AI techniques used in Hex
Programs with AI
There are several computer programs which play Hex.
|MoHex||Linux||As of 2010, the strongest available Hex program. It uses the UCT-Monte Carlo approach and is developed at the University of Alberta by Philip Henderson, Broderick Arneson and Ryan Hayward.|
|Hexy||Windows||The second strongest program available. It was the first program to use virtual connections and was champion of the 5th Computer Olympiad in 2000.|
|Wolve||Linux||Gold medallist of 2008 Computer Olympiads.|
|Six||Linux, Unix, Windows||by Gábor Melis.|
|Hexilla||Java||By Jonatan Rydh, released in October 2009.|
|Hex||Android||By Five Factorial, released in January 2017. It uses MoHex engine on Expert level.|
No known programs for the Mac are available. There is a work around by using an emulator such as BlueStacks that allows Android programs to be run.
|Mongoose||By Yngvi Björnsson, Ryan Hayward, Mike Johanson, Morgan Kan, and Nathan Po.|
|Queenbee||By Jack van Rijswijck.
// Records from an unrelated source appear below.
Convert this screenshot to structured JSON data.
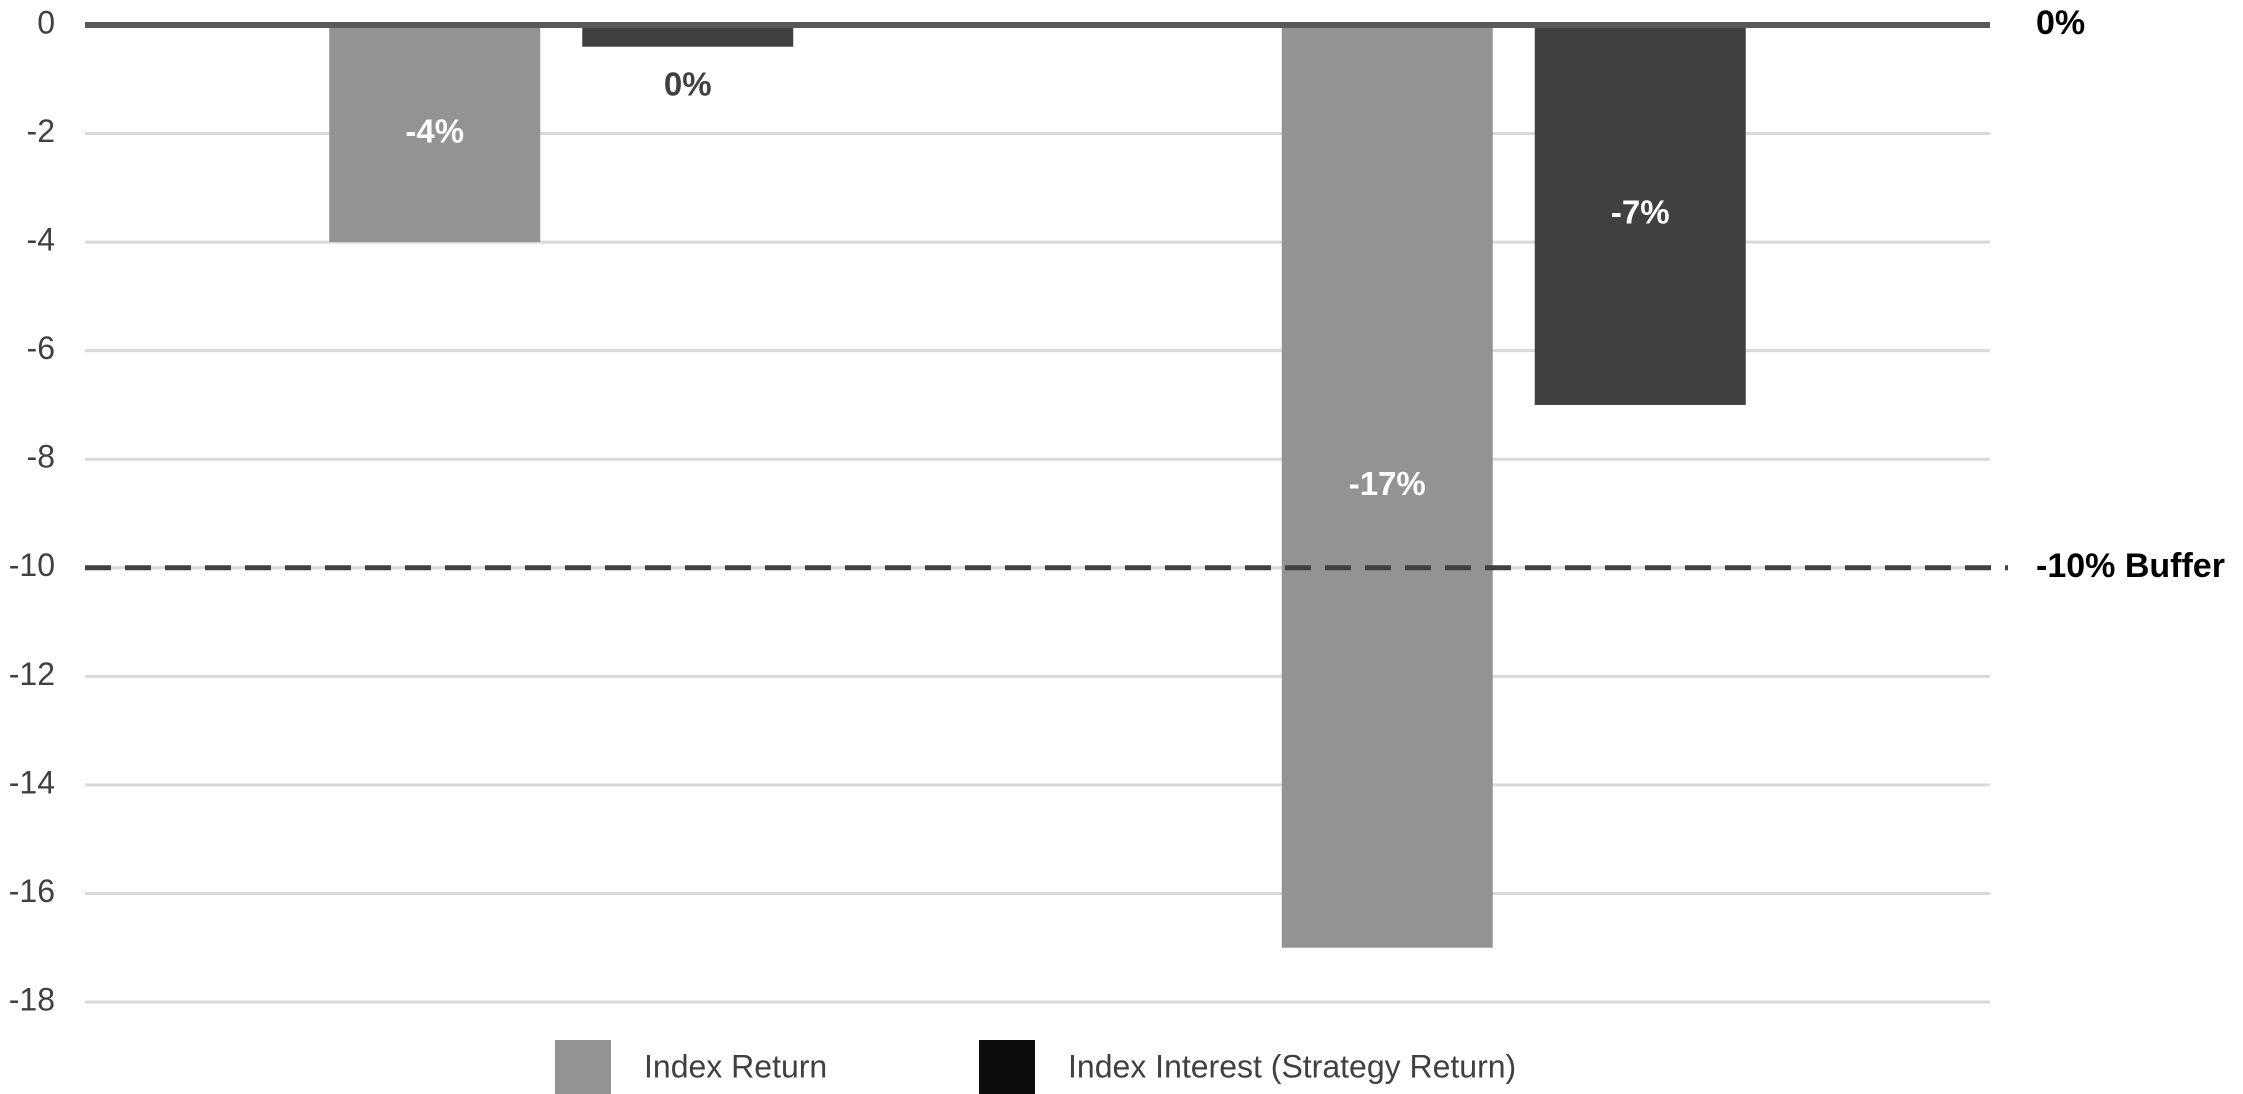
{
  "chart_data": {
    "type": "bar",
    "categories": [
      null,
      null
    ],
    "series": [
      {
        "name": "Index Return",
        "color": "#939393",
        "values": [
          -4,
          -17
        ],
        "value_labels": [
          "-4%",
          "-17%"
        ]
      },
      {
        "name": "Index Interest (Strategy Return)",
        "color": "#404040",
        "legend_color": "#0d0d0d",
        "values": [
          -0.4,
          -7
        ],
        "value_labels": [
          "0%",
          "-7%"
        ]
      }
    ],
    "ylim": [
      -18,
      0
    ],
    "yticks": [
      0,
      -2,
      -4,
      -6,
      -8,
      -10,
      -12,
      -14,
      -16,
      -18
    ],
    "grid": true,
    "reference_lines": [
      {
        "value": 0,
        "label": "0%",
        "style": "solid"
      },
      {
        "value": -10,
        "label": "-10% Buffer",
        "style": "dashed"
      }
    ],
    "legend": "bottom"
  }
}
Won silver at the London 2000 CGO.|
|Hexy||iPhone||Despite using the same name, this program has no relation to Hexy. It was released in November 2008, offers an AI opponent; the AI appears to be a custom design and hasn't been rated. As of 26 December 2019 it is no longer available.|
|Hexatious||iPad, iPhone||Released in August 2009, appears to offer a stronger AI than the iPhone Hexy app (in particular, Hexatious easily beats the other iPhone app in head-to-head competition). As of 26 December 2019 it is no longer available.|
|Hex Nash||iPad, iPhone||Released February 2011, no AI but supports online asynchronous play and local play. As of 26 December 2019 it is no longer available.|
Non playing programs
- HexGui is a graphical user interface designed by Broderick Arneson ("ab"). It can be used as an interactive game board to try out plays and variations, and it can also be used as a front end for any computer Hex program that can communicate via GTP. It works well as a front-end to MoHex. HexGui can read and write the Smart Game Format. An up-to-date version of HexGui is available from GitHub.
Reviewing and Editing Programs
- JHex by Kevin lets you analyse a game, and databases of games.
- KHex by David King is a tool for reviewing games. Very well suited for sharing commented games (it exports games in Smart Game Format).
- KHex18 by David King is an online app for reviewing games, which can read LittleGolem game text.
- GTP is a text-based protocol for interacting with Hex software. It is based on the Go Text Protocol, and allows Hex software to interact with Hex strategy engines.
- The Smart Game Format (SGF) is a file format for storing annotated game trees. The format nor only stores a sequence of moves comprising a game, but can also contain variations (several different games played out from the same position), as well as comments on every move in the game.
- Anshelevich, Vadim V. A hierarchical approach to computer Hex.
- van Rijswijck, Jack. Search and evaluation in Hex.
- Rasmussen, Rune K. and Maire, Frederic D. and Hayward, Ross F. (2006) A Move Generating Algorithm for Hex Solvers.
- Rasmussen, Rune K. (2008) Algorithmic approaches for playing and solving Shannon games (PhD Thesis).
The International Computer Games Association also has some information on Hex. They organize an annual Computer Olympiad, which also covers Hex.